Dolley Madison's Role in Saving the Washington Portrait
Thea Marshall wonders: did she or didn't she -- "she" being Dolley Madison, the long-thought rescuer of the great Gilbert Stuart painting of George Washington.
The great Gilbert Stuart portrait of George Washington has been called a national treasure. The fact that this huge painting of our first President still exists is a bit of a miracle. Actually, a disputed miracle, with Dolly Madison, wife of President James Madison, as the disputed miracle maker. Did she or didn't she save this great painting when, during the second year of the War of 1812, British troops were just a few hours from the President's mansion and part of their mission--burn it down. James was with the troops; Dolly was at the mansion with her servants and slaves, one of whom was a most rare man, indeed.
His name, Paul Jennings, born a slave on President Madison's estate in Montpelier, Virginia. He's become known as the first person to have left us a memoir about life in the White House. It's short--about sixteen pages, but, long enough to dispute, or perhaps, correct a few so-called historical facts, including Dolly Madison's claim as portrait rescue-esse. Here's a bit of her letter to sister Anna. "I insist on waiting until the large picture of General Washington is secured. The canvas is out, it's done and the precious portrait placed in the hands of two gentlemen of New York for safe keeping."

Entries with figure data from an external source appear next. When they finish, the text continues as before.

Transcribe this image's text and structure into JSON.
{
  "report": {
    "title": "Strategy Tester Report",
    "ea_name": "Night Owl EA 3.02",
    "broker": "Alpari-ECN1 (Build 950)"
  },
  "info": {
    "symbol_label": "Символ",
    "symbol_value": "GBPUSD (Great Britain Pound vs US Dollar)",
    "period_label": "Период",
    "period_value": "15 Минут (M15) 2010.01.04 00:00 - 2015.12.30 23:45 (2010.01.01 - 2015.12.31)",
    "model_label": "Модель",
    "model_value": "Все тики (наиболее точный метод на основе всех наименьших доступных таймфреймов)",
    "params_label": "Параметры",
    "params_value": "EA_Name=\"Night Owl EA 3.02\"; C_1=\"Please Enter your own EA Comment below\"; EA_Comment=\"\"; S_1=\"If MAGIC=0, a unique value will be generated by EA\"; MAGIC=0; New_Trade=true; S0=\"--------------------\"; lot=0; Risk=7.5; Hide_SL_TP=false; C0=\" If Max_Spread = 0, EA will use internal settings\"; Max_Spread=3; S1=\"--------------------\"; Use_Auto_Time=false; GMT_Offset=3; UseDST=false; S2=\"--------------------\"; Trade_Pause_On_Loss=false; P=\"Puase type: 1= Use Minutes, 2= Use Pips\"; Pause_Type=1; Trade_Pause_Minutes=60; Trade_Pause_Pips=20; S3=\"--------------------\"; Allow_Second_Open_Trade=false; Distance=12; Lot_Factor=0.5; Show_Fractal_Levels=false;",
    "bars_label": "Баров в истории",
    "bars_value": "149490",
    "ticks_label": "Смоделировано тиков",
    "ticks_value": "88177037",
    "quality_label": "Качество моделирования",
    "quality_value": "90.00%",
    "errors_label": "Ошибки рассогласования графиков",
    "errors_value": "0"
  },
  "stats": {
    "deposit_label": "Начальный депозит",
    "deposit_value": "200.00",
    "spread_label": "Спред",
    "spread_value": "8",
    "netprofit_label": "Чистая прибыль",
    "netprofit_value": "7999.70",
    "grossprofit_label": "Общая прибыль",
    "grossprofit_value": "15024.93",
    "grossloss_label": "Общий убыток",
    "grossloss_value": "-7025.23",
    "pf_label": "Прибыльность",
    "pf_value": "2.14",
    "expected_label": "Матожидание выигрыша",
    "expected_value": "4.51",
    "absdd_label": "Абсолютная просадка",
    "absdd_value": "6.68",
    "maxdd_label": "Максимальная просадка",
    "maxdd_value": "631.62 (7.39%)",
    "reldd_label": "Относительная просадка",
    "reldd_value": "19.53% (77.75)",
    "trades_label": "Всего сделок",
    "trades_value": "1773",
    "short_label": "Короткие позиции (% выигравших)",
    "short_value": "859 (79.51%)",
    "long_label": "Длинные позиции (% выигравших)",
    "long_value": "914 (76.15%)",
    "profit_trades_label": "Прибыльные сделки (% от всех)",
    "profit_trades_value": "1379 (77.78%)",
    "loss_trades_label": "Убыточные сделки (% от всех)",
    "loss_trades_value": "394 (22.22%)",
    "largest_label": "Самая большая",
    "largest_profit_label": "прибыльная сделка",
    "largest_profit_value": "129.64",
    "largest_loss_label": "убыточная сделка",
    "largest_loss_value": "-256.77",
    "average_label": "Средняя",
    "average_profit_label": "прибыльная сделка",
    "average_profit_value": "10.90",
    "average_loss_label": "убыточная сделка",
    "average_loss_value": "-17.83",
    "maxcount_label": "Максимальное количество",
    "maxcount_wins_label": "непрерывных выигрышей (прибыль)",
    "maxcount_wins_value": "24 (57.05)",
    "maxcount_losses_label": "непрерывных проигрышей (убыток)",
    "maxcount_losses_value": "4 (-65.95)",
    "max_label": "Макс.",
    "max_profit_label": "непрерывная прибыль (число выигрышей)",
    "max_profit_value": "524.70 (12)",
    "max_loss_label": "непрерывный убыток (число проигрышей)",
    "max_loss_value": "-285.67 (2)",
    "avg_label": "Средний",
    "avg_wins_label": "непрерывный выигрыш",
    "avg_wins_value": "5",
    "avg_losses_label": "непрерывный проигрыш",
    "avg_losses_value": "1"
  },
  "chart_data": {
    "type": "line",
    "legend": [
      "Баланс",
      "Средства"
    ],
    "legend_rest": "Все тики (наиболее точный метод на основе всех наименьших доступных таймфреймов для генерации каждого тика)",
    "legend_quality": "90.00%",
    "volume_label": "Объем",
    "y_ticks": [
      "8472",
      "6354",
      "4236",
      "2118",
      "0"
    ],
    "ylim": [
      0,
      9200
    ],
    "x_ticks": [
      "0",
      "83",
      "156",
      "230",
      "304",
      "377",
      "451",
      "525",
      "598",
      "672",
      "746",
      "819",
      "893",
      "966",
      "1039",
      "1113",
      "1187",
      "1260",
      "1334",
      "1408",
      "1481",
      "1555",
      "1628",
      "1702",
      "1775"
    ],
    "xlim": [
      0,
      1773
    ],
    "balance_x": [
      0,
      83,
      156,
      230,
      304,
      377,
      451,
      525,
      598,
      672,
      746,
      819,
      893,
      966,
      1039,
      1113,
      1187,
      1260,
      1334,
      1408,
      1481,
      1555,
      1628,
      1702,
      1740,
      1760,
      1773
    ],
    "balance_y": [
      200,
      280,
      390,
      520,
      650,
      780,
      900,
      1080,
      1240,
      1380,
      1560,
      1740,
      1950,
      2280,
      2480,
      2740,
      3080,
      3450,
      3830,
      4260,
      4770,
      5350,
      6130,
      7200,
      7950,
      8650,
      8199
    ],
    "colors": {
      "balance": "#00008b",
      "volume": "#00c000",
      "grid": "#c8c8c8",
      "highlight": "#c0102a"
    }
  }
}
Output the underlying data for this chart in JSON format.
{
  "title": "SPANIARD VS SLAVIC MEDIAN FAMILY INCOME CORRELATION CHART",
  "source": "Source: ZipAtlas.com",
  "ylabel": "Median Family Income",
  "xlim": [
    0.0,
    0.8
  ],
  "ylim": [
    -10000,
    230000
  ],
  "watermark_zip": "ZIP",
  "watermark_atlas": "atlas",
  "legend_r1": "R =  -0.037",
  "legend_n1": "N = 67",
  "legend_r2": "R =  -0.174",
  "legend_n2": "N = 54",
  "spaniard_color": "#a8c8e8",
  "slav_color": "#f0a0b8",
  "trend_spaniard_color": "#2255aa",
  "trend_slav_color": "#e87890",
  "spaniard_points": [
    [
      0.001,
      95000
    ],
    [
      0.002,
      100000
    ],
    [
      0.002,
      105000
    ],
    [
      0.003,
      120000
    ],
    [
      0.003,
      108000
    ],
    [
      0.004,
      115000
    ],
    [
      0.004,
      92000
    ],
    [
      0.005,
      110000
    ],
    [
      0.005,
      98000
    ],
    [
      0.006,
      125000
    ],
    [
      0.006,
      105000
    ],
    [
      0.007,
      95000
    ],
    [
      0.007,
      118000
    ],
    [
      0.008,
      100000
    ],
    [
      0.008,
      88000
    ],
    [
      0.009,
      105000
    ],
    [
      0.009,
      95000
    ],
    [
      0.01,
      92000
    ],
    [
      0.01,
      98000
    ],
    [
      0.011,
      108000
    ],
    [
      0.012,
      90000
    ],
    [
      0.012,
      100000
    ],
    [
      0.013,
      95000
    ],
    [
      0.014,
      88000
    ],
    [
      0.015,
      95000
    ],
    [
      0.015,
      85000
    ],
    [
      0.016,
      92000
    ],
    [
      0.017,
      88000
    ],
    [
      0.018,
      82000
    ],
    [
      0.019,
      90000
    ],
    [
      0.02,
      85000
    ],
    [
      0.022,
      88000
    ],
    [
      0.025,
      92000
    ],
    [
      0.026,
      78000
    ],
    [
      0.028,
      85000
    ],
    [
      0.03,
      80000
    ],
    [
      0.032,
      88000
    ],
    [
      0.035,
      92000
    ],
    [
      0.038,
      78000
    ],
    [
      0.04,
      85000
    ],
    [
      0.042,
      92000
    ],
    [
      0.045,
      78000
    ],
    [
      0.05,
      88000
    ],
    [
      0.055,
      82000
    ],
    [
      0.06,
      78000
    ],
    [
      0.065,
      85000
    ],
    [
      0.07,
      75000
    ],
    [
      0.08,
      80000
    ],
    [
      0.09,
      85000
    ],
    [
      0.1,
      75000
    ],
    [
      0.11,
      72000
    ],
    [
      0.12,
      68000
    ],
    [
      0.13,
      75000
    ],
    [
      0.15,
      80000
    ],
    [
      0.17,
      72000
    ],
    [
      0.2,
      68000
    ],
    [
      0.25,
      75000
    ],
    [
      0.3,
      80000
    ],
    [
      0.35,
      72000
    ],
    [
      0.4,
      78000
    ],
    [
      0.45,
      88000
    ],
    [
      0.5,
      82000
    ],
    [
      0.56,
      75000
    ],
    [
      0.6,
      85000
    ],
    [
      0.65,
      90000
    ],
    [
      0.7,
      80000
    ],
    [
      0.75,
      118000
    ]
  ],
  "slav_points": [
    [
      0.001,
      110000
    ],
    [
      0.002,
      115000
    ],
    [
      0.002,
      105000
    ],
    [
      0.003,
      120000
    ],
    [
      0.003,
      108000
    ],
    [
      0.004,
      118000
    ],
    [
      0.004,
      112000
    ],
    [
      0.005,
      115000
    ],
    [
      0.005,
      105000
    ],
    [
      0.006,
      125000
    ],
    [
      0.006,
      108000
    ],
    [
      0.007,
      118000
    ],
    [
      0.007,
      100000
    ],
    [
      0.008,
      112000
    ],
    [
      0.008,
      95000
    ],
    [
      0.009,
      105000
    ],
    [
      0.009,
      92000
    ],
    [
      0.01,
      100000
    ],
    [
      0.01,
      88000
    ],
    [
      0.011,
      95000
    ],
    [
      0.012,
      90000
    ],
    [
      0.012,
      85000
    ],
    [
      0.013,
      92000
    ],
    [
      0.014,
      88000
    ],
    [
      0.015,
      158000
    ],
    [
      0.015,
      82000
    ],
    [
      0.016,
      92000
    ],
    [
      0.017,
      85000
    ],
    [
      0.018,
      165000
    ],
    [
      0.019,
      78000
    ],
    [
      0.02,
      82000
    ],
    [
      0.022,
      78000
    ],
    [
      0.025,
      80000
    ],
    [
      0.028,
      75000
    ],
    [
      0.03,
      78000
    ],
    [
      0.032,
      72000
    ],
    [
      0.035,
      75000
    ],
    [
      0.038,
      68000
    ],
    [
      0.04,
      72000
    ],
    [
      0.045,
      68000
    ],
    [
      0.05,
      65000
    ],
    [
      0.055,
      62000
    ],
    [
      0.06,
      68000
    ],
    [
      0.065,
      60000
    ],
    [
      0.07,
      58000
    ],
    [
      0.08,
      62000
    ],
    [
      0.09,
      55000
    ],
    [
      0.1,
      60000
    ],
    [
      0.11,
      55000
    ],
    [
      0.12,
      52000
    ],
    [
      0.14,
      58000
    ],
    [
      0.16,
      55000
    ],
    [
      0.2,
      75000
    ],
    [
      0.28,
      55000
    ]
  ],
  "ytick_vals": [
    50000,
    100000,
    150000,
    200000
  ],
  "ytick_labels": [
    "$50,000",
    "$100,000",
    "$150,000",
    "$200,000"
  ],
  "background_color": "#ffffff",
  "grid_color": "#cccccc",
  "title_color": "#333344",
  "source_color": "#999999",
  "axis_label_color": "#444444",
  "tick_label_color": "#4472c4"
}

Well, Paul Jennings vehemently disagreed; quote: "This is totally false. She had no time for doing it. All she carried off was the silver in her redicule, as the British were thought to be but a few squares off and were expected every moment. The doorkeeper and the President's gardner took it down and sent if off on a wagon with some large silver urns." Well, Paul Jennings was as close as a slave could be to a master--Madison's valet, his barber; and, finally, Paul Jennings was at Madison's bedside when he lay dying.
This, too, is from Paul Jennings' memoir. "I was present when he died. He could not swallow. His niece said, 'What is the matter, Uncle James?' 'Nothing more than a change of mind, my dear.' His head instantly dropped and he ceased breathing as quietly as the snuff of a candle goes out." James Madison's will instructed that Paul be freed upon Madison's death. Mrs. Madison did not honor the request. It was Senator Daniel Webster who took the initiative and came to Paul Jennings' rescue. This was from Webster's papers. "I have paid $120 for the freedom of Paul Jennings. His freedom papers I gave to him."
As a widow, Dolly was becoming penniless, mostly due to debts incurred by her son. And, both Senator Webster and Paul Jennings came to her rescue. This from the memoir: "While I was a servant to Mr. Webster, I occasionally gave her small sums from my own pocket."
Well, there's much more to learn about Paul Jennings and I guess, much to learn from him. This is Thea Marshall.